Corona: Warum ich gegen die Verlängerung der Sonderrechte gestimmt habe

Sylvia Pantel erklärt, warum sie im Bundestag gegen die “Fortgeltung des Gesetzes der die epidemische Lage von nationaler Tragweite betreffenden Regelungen” gestimmt hat.

Düsseldorf-Süd, 6. März 2021

Liebe Blog-Leserinnen und liebe Blog-Leser,

am Donnerstag hat der Bundestag die Fortdauer einer epidemischen Lage von nationaler Tragweite und den damit verbundenen gesetzlichen Regelungen festgestellt. Ich habe diesmal aus mehreren Gründen dagegen gestimmt, da die Voraussetzung für dieses damals beschlossene Gesetz nicht mehr so vorhanden ist

Wir werden die Sterblichkeit durch von COVID19 verursachte Krankheiten in den nächsten Wochen, wenn die Impfungen der Risikogruppen Wirkung entfalten, senken können. Für durch COVID19 verursachte schwere Erkrankungsverläufe haben wir zunehmend mehr wirksame Behandlungsoptionen. Außerdem hat die Anzahl intensivmedizinisch behandelter COVID19-Fälle stark abgenommen und wir haben hohe Freikapazitäten in den Krankenhäusern.

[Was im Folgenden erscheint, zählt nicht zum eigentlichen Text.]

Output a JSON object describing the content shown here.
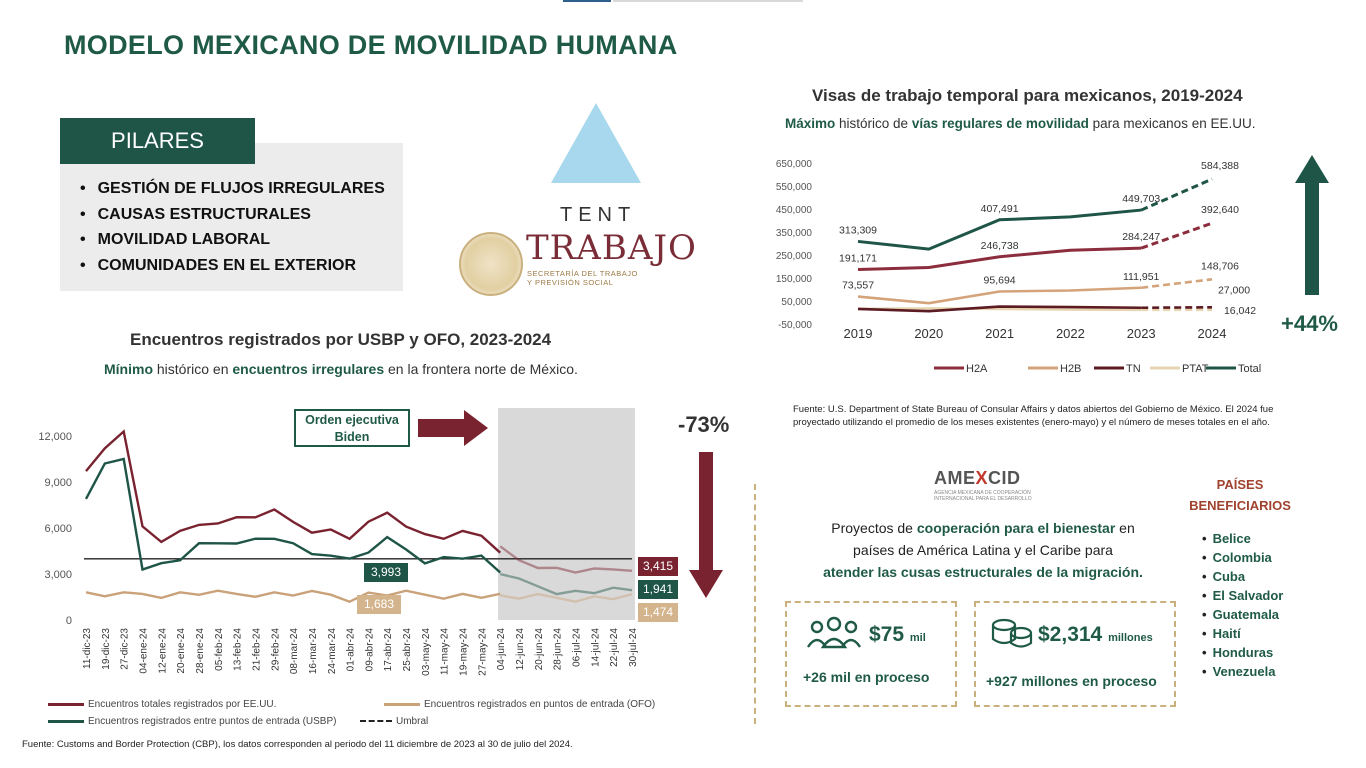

Eine Überlastung des Gesundheitssystems ist also nicht gegeben. Unsere Maßnahmen haben die Situation der letzten Monate, als noch Unklarheit über die Entwicklung und Ausbreitung des Virus‘ herrschte, erfolgreich verbessert. Die von Experten prognostizierten sehr hohen Zahlen in Hinblick auf die Verbreitung des Virus und die möglichen Todeszahlen haben sich glücklicherweise nicht bestätigt. Daher erscheint mir in der jetzigen Situation eine Einschränkung der Grundrechte und daher eine epidemische Lage von nationaler Tragweite mit entsprechenden gesetzlichen Regelungen nicht mehr gerechtfertigt zu sein.

 

Darüber hinaus denke ich, dass man behördliche Maßnahmen zum Schutz vor dem Virus zunehmend örtlich durch Bundesland oder Kommune treffen sollte. Zahlreiche Gerichte haben in Einzelfallentscheidungen gezeigt, dass die national geltenden Anti-COVID19-Maßnahmen auf kommunaler Ebene nicht immer verhältnismäßig und angemessen sind. Daher ist es nicht angebracht, weiterhin von einer nationalen Notlage zu sprechen und einen Ausnahmezustand für das gesamte Land mit entsprechenden Regelungen auszurufen. Stattdessen sollten wir Maßnahmen gegen die Pandemie verstärkt auf örtlicher Ebene ergreifen, wenn dort auf ein lokales Infektionsgeschehen reagiert werden muss. Die Oberbürgermeister von Tübingen und Rostock haben erfolgreiche Vorschläge gemacht, wie kommunal mit dem Virus umgegangen werden kann. Zum Beispiel solle man anstatt starrer Inzidenzwerte, die nicht aussagekräftig sind, die Belegung von Krankenhäusern oder die Verbreitung von Virusmutationen als Grundlage für behördliche Anti-COVID19-Maßnahmen nehmen. Wir sollten diese Vorschläge beachten und den Verantwortlichen vor Ort ermöglichen, lokal und nur dort wo nötig auf das Infektionsgeschehen reagieren zu können.

Zuletzt wurden Öffnungen bspw. für Friseure und Gartenmärkte beschlossen während zahlreiche Bereiche des öffentlichen und wirtschaftlichen Lebens weiterhin unterbunden werden. Das führt zu einer Situation, in der viele zurecht eine Ungleichbehandlung feststellen, vor allem, wenn diese Ausnahmeregelungen nicht ausreichend begründet sind. Der Maßstab für behördliches Handeln sollte so angelegt sein, wie hoch die Gefahr einer Infektion vor Ort ist. Für viele Innenstadtläden mit Hygienekonzepten ist die Antwort auf diese Frage die gleiche wie für körpernahe Dienstleistungen wie Haarschnitt und Frisuren: die Gefahr einer Infektion kann mit Hygienekonzepten verringert werden. Da wie eingangs erklärt davon auszugehen ist, dass auch die gesundheitlichen Risiken einer Infektion in der nahen Zukunft stark abnehmen werden, sollte die Ausnahmeregelung nicht nur für Friseure und Gartenmärkte gelten. Ich spreche mich stattdessen für eine schrittweise Öffnung des gesellschaftlichen und wirtschaftlichen Alltags aus und ein zunehmendes kommunales Pandemiemanagement. Deshalb habe ich gegen das Gesetz zur Fortgeltung der die epidemische Lage von nationaler Tragweite betreffenden Regelungen gestimmt.